Um amor quase religioso…
Devido aos atrasos do correio, passaram-se quase três semanas sem chegarem missivas de Dr. Plinio. Por fim, no dia 18 de julho, o carteiro trouxe o tão esperado envio. Assim que Dª Lucilia o recebeu, todas as cordas de sua alma vibraram de intensa alegria. Com seu passo ágil dirigiu-se à escrivaninha e com uma espátula abriu cuidadosamente o envelope. Depois procurou o lugar mais luminoso da sala, e lá sentou-se tranqüila, a fim de ler a carta do “filhão” para a “querida manguinha”:
Roma, 10 de julho de 52.
Luzinha querida.
São 3,30 da manhã. Estive tão ocupado estes dias, que resolvi ficar trabalhando até agora, para escrever relatórios, notas de viagem, cartas, etc. E como o serviço ainda está pelo meio, deliberei passar a noite em claro, e ir comungar às 5 horas.
Tal seria que em meio a tanto trabalho não houvesse um pouco de tempo para escrever a minha Manguinha do coração, para lhe dizer que sinto umas saudades immmmmmmmmmmmmmmensas dela!
Devo partir para Barcelona entre 15 e 17. O Pessoal do 6º andar tem meu endereço na Espanha. A resposta a esta carta deverá ser enviada para lá.
Como de costume, minha querida, desejo saber tudo a seu respeito: saúde, rezas, horários, e quero também saber se a Sra. tem tido algumas saudades de mim.
Roma está de um calor canicular. Um dia destes fez 40 à sombra! À noite, a temperatura melhora. É a hora humana de Roma. Ainda hoje, terminado o jantar, fiz minhas orações todas… num carro puxado a cavalo, como no tempo em que a Lú era mocinha, e que me levou, sozinho, a passear pelo Pincio. Quando se passa o dia inteiro com gente, a solidão é uma deliciosa necessidade. Faz me lembrar a frase de São Bernardo: oh beata solitudo, oh sola beatitudo!
E como vai o maravilhoso apartamento, do qual sinto tantas saudades? O que é que a Rosa andou quebrando? Mande dizê-lo, porque fico apreensivo.
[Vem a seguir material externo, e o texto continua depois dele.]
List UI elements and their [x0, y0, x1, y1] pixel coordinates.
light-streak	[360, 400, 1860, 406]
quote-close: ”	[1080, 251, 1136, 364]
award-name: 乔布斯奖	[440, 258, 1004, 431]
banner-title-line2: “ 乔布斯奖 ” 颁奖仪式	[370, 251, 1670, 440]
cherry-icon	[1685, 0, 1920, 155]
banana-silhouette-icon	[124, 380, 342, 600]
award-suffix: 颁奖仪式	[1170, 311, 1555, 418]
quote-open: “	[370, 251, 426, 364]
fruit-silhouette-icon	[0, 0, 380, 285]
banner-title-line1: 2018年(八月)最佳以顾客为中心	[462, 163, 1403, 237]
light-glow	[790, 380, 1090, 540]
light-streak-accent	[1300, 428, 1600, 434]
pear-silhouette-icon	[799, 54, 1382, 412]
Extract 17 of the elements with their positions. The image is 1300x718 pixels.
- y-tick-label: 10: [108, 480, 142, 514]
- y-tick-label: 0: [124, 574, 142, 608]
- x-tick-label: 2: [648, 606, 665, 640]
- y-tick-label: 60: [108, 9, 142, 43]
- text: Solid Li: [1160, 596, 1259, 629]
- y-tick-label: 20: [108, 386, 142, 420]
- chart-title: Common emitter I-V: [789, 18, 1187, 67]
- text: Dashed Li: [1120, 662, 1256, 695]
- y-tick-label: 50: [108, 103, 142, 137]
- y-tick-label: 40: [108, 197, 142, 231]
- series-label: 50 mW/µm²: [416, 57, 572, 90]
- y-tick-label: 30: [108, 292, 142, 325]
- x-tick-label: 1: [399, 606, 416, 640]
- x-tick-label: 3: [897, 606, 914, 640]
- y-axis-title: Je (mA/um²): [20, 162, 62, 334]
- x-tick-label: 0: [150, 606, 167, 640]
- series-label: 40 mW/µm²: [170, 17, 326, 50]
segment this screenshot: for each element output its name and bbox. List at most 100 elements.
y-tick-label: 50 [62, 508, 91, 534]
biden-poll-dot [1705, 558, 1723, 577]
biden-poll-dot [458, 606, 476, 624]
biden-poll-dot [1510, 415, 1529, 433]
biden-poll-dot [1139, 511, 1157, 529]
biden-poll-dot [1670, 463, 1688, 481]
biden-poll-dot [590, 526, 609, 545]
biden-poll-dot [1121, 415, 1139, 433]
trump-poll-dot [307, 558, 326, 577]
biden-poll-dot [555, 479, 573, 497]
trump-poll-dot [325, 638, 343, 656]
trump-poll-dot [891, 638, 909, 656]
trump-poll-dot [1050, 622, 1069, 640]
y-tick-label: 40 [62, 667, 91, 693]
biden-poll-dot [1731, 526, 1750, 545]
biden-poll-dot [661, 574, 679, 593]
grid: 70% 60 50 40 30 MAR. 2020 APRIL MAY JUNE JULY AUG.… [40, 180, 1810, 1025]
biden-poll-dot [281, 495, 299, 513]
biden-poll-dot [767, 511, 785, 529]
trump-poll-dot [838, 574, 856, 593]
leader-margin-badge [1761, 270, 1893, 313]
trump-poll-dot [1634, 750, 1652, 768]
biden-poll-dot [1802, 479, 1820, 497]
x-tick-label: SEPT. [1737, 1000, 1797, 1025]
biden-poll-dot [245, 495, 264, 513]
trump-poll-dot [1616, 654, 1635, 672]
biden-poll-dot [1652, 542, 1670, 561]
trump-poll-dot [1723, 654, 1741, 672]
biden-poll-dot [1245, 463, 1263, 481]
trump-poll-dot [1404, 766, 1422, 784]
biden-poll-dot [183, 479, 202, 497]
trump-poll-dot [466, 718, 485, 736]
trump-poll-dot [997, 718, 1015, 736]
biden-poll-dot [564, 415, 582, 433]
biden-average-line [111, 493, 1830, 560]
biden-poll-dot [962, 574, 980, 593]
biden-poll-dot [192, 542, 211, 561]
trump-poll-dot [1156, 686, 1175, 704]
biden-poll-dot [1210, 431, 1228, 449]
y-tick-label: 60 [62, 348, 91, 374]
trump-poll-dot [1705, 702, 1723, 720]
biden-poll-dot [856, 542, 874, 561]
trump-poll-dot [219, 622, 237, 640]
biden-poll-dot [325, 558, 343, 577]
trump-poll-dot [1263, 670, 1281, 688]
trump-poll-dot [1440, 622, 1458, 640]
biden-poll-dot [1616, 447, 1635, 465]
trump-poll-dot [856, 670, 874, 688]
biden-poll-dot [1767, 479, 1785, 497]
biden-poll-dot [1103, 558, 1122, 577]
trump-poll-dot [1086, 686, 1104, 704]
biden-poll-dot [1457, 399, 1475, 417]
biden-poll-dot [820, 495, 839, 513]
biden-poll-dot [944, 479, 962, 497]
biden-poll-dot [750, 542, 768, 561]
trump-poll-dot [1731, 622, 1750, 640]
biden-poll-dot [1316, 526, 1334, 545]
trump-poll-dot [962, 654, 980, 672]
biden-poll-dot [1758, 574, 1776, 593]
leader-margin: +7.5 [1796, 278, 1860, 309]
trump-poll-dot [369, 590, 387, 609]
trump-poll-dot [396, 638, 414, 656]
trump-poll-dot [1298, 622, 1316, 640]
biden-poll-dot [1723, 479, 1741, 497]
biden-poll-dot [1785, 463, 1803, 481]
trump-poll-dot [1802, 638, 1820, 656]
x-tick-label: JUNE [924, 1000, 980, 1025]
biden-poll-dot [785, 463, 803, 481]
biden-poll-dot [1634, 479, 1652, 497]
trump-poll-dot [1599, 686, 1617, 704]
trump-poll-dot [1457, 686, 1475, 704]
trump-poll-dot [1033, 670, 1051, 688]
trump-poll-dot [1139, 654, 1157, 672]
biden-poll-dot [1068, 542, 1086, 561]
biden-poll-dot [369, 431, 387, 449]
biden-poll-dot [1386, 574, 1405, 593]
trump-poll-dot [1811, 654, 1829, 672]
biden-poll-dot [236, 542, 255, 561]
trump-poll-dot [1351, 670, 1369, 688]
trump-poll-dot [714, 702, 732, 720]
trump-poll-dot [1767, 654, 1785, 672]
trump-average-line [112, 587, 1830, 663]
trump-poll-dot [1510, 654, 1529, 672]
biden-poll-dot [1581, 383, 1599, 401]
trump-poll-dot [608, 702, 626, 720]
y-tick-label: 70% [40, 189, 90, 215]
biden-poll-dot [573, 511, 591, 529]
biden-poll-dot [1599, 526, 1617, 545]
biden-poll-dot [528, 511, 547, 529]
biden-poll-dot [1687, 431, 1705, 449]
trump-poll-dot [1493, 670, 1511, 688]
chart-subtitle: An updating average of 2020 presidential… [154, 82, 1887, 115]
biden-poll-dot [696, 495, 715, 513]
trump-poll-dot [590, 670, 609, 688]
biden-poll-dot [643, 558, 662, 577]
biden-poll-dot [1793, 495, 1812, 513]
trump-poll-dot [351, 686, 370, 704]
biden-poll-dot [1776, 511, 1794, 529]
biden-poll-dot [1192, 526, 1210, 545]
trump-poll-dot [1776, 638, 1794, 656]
Minha querida, quero ainda dizer uma palavra a Papai. Para a Senhora, amor meu do fundo do coração, todo o afeto, todo o respeito, mil milhões de beijos e de saudades do filho que lhe pede a bênção
Plinio
Certamente penalizaram a Dª Lucilia as diversas dificuldades que seu filho vinha encontrando na capital italiana. Entretanto, com a alma inundada de gáudio por receber tão carinhosas palavras, ficou mais aliviada ao saber que ele passava bem de saúde. Após atenta leitura da carta, Dª Lucilia põe-se a escrever naquele mesmo dia uma resposta, cuja conclusão o cansaço da noite a obrigaria a protelar para o dia seguinte.
18-VII-1952
Filho querido de meu coração!
Passei dezesete dias sem receber cartas tuas, tendo tido algumas ligeiras notícias através dos rapazes do sexto, que teu pai ou Adolphinho me traziam. Graças a Deus, recebi afinal, com grande alegria, tua última do dia dez deste. Meu filho, que saudades, quantas saudades de ti querido! Rosée e Zili têm procurado distrair-me, levando-me a ballets, bons concertos, alguns cinemas; têm vindo com freqüência, Maria Alice também, mas como sabes, “como sempre”, onde vai meu coração, vai você dentro….. Como deves saber, tenho comungado e rezado muito para que o Divino Espírito Santo (a quem fiz uma promessa) te guie e inspire, e Nossa Senhora Auxiliadora te proteja e auxilie.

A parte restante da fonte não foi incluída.